In 2017, Virginia Governor Terry McAuliffe gave absolute pardons to Danial Williams, Joseph Dick, Jr., Derek Tice, and Eric Williams (Jackman, 2017). The four men, U.S. Navy veterans who became known as the Norfolk Four, had been wrongly convicted of the 1997 rape and murder of a young Navy wife named Michelle Moore-Bosko (See Wells & Leo, 2008). All four had falsely confessed under harsh interrogations conducted by since-discredited Norfolk Police Department Detective Robert Glenn Ford. It was a long road from arrest to pardon for the four men. Along that road, there were many opportunities to detect and correct their wrongful convictions. Most notably, DNA testing excluded the four men and implicated another man, Omar Ballard, who confessed to committing the crime alone. These latter facts were known at the time of their trials. Yet, it took nearly 20 years for their innocence to be fully and formally recognized by the Commonwealth of Virginia. Throughout this chapter, we will return to the story of the Norfolk Four to illustrate the mechanisms through which wrongfully convicted defendants secure their freedom and are ultimately relieved of responsibility for their wrongful convictions.

Wrongful Convictions and Popular Culture: Tales of the Exonerated ... and the Not-Exonerated

Wrongful Conviction with Jason Flom—a fascinating podcast which began airing in 2016, features interviews with women and men who were exonerated after spending years in prison for crimes they did not commit.

The Wrong Carlos—explore the website, watch the interviews, and read the book (2014)—all produced by Columbia Law professor James S. Liebman and the Columbia DeLuna Project. Then decide for yourself whether the state of Texas executed an innocent man.

The Courts

For innocent defendants convicted at trial there are opportunities to detect and correct miscarriages of justice in the appellate and post-conviction process.

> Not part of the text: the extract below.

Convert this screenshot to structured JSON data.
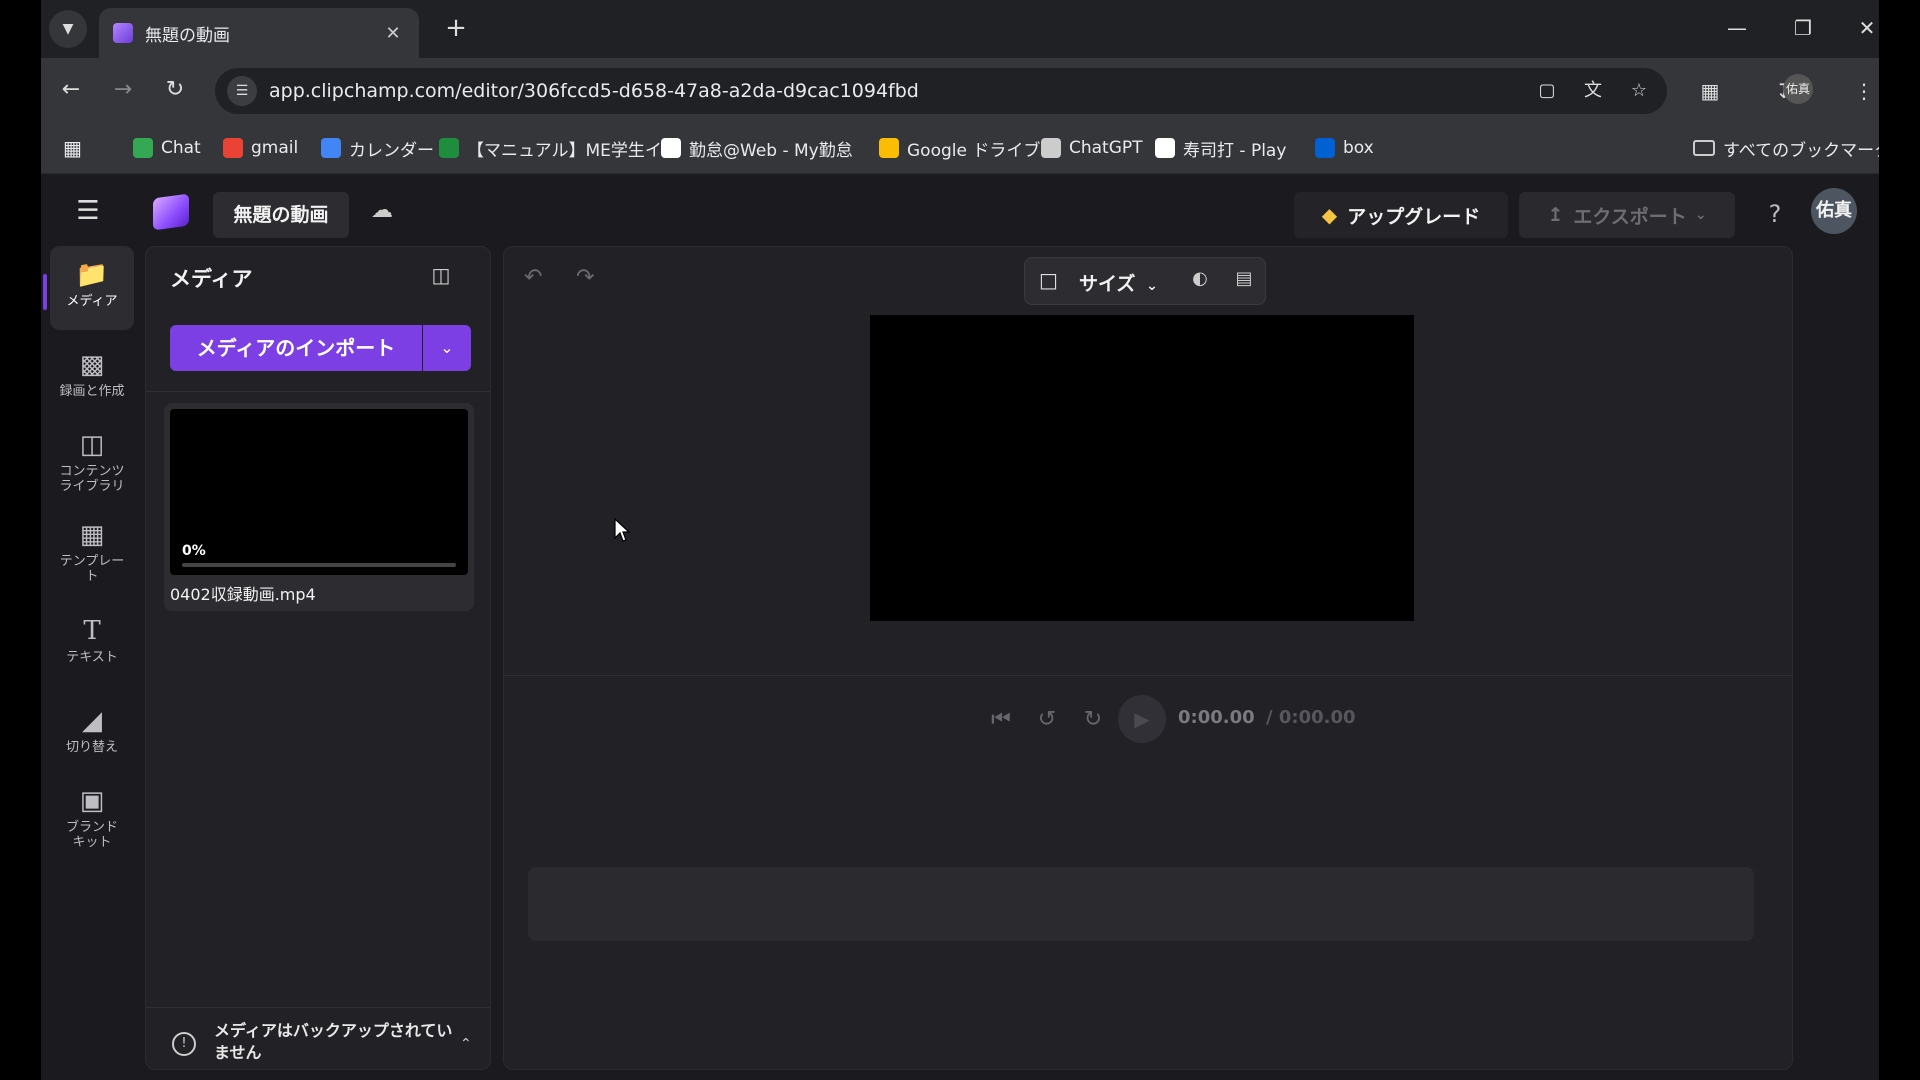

In chapter 1, we provided an overview of the criminal process, including the appeals and post-conviction remedies. We briefly outline the review process again here and reiterate it more fully below. After judgment is entered, a convicted defendant will have a first appeal (usually as of right), which is taken in most states to an intermediate appellate court. If unsuccessful there, the defendant can ask the state high court to review the intermediate appellate court's decision. Thereafter, the unsuccessful defendant may request the U.S. Supreme Court to review the case (i.e., petition for a writ of certiorari), but only if federal constitutional issues are involved. Petitions for writs of certiorari are rarely granted. About 7,000 to 8,000 cases per year are filed with the U.S. Supreme Court, yet the Court typically only grants plenary review in about 80, or roughly 1% of the filings (U.S. Supreme Court, 2017). If the Court refuses to hear the case, the defendant may return to the state trial court for postconviction proceedings, with another round of state court appeals, requests for discretionary review, and petition to the U.S. Supreme Court possible. Finally, if all these measures fail, the defendant may seek habeas corpus review in a federal district court (trial court), with appeals possible to a federal court of appeals, followed by a petition for writ of certiorari to the U.S. Supreme Court (Garrett, 2008).

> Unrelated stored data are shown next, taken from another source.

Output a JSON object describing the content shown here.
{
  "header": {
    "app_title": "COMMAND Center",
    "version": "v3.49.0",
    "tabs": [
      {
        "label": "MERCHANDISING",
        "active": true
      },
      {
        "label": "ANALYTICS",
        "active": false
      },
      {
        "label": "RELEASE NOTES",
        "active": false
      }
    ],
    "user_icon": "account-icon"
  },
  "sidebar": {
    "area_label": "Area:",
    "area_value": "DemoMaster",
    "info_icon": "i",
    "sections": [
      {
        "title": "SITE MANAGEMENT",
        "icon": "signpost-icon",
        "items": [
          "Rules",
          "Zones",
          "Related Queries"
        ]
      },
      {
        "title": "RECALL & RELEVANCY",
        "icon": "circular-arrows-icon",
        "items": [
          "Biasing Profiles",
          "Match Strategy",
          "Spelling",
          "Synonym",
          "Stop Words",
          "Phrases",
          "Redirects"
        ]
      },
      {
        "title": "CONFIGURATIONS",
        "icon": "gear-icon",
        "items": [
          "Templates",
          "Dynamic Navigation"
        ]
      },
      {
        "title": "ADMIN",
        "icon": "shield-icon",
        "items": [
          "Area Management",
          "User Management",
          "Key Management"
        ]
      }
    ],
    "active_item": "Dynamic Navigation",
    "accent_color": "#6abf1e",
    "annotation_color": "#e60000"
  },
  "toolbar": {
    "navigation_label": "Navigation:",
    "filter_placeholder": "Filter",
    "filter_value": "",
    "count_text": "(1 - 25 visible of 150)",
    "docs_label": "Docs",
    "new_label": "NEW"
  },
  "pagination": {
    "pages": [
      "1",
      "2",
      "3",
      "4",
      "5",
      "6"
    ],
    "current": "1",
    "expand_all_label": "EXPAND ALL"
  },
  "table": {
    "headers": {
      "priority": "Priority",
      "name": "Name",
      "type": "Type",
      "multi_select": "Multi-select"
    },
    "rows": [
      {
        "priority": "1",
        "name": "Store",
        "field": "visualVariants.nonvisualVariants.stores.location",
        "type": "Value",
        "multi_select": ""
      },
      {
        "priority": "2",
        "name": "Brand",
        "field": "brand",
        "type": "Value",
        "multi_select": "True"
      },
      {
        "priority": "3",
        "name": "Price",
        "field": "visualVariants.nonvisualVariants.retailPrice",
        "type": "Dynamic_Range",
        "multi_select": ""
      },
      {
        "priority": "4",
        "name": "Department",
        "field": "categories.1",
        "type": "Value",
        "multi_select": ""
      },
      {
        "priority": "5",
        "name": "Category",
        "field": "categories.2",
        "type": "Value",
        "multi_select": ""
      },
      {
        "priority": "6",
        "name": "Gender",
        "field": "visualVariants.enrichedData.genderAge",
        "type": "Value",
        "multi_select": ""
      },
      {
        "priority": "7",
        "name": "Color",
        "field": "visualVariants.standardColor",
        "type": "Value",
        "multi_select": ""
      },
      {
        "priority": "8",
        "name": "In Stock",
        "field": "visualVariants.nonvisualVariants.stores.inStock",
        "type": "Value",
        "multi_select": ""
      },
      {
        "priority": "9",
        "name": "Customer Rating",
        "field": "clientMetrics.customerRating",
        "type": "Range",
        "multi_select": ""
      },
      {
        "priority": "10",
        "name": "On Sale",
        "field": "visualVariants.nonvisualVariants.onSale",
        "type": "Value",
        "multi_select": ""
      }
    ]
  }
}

Before beginning our discussion, we offer three notes. First, although the process is primarily the same for innocent or guilty defendants convicted at trial, we focus here on the particular concerns of innocent defendants. Second, the United States is a federal system, and as such, includes diverse state and federal systems of criminal justice. States have the power to administer their justice systems as they see fit, as long as they do not violate federal constitutional mandates. Court systems and procedures vary widely across the states. In that regard, we use the term, "the process" loosely to capture the commonalities among the various systems rather than to imply that there is one process. Third, options for those convicted upon a plea of guilty are more limited because often one of the conditions of entering a guilty plea is the waiver of the right to appeal (King, 2014). As a consequence, it is that much more difficult for convictions based on false guilty pleas to be reversed.

Appeals

It may be surprising to know that the U.S. Constitution does not guarantee criminal defendants a right to appeal their convictions. However, all of the states and the federal government provide the right to a first appeal in the overwhelming majority of cases through statutory or state constitutional law (Robertson, 2013). Most, but not all states have both intermediate courts of appeal and courts of final jurisdiction, which normally are called supreme courts. Thus, in most states, the intermediate appellate court hears appeals as of right and the state's highest court has discretionary review, meaning it can by and large choose which cases it will...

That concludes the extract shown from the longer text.